Explanation of reference numerals for FIGS. 2 to 4 1 ... ion exchange membrane, 2 ... carboxylic acid layer, 3 ... sulfonic acid layer, 4 ... reinforced core material, 10 ... membrane body, 11a, 11b ... coating layer, 21, 22 ... reinforced core 100, electrolytic cell, 200, anode, 300, cathode, 52, reinforcing yarn, 504a, sacrificial yarn, 504, communication hole 504.

DESCRIPTION OF SYMBOLS FOR FIGS. 5-9 1 ... Electrolytic cell, 2 ... Ion exchange membrane, 4 ... Electrolytic cell, 5 ... Press, 6 ... Cathode terminal, 7 ... Anode terminal DESCRIPTION OF SYMBOLS 10 ... Anode chamber, 11 ... Anode, 12 ... Anode gasket, 13 ... Cathode gasket, 18 ... Reverse current absorber, 18a ... Base material, 18b ... Reverse current Absorbing layer, 19 ... bottom of anode chamber, 20 ... cathode chamber, 21 ... cathode, 22 ... metal elastic body, 23 ... current collector, 24 ... support, 30. ..Barriers, 40 ... cathode structure for electrolysis

DESCRIPTION OF SYMBOLS FOR FIG. 10 1 ... Scissors jig (SUS), 2 ... Electrode, 3 ... Separator, 4 ... Nickel plate (grain number 320 alumina blasted), 100 ... Front 200 ... side.

Description of reference numerals for FIGS. 11 to 13: 1 ... diaphragm, 2a ... polyethylene pipe with outer diameter of 280 mm, 2b ... polyethylene pipe with outer diameter of 145 mm, 3 ... peeling part, 4 ... contact Part, 5 ... electrode.

Description of symbols for FIG. 14 1 ... PVC (polyvinyl chloride) pipe, 2 ... ion exchange membrane, 3 ... electrode, 4 ... surface plate

Explanation of reference numerals to FIG. 15 1... Surface plate 2... Deformed electrode 10... Jig for fixing the electrode 20.

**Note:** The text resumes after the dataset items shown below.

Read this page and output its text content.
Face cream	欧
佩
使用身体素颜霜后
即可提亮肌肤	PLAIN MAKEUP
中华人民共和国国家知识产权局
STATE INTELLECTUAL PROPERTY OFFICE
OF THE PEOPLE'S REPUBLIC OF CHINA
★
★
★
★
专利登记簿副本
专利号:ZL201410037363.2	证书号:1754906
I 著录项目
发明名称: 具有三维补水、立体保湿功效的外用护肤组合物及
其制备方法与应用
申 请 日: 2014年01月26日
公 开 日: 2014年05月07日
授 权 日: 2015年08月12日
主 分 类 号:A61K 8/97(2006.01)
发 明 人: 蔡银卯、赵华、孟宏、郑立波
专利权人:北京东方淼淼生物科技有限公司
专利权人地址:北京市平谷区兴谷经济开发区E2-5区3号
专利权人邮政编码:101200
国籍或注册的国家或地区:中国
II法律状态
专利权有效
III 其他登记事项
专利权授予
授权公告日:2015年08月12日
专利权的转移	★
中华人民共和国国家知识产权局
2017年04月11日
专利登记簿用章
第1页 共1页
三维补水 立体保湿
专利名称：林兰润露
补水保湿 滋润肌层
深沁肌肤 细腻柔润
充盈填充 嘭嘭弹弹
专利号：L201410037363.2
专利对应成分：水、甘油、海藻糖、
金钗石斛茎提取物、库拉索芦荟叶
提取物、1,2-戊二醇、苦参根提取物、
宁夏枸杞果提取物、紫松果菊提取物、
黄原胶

DESCRIPTION OF SYMBOLS FOR FIGS. 16-21 1 ... 110 mm nickel wire, 2 ... 950 mm nickel wire, 3 ... frame

Claims (5)

An electrode for electrolysis;
A diaphragm or a power feeder in contact with the electrode for electrolysis;
With
The laminated body whose force per unit mass and unit area of the electrode for electrolysis with respect to the diaphragm or the power feeding body is less than 1.5 N / mg · cm ² . The laminate according to claim 1, wherein a force per unit mass / unit area of the electrode for electrolysis with respect to the diaphragm or the power feeding body is more than 0.005 N / mg · cm ² .   The laminated body according to claim 1 or 2, wherein the power feeder is a metal mesh, a metal nonwoven fabric, a punching metal, an expanded metal, or a foam metal.   The laminate according to any one of claims 1 to 3, which has a layer containing a mixture of hydrophilic oxide particles and a polymer into which an ion exchange group is introduced as at least one surface layer of the diaphragm.   The laminate according to any one of claims 1 to 4, wherein a liquid is interposed between the electrode for electrolysis and the diaphragm or the power feeding body.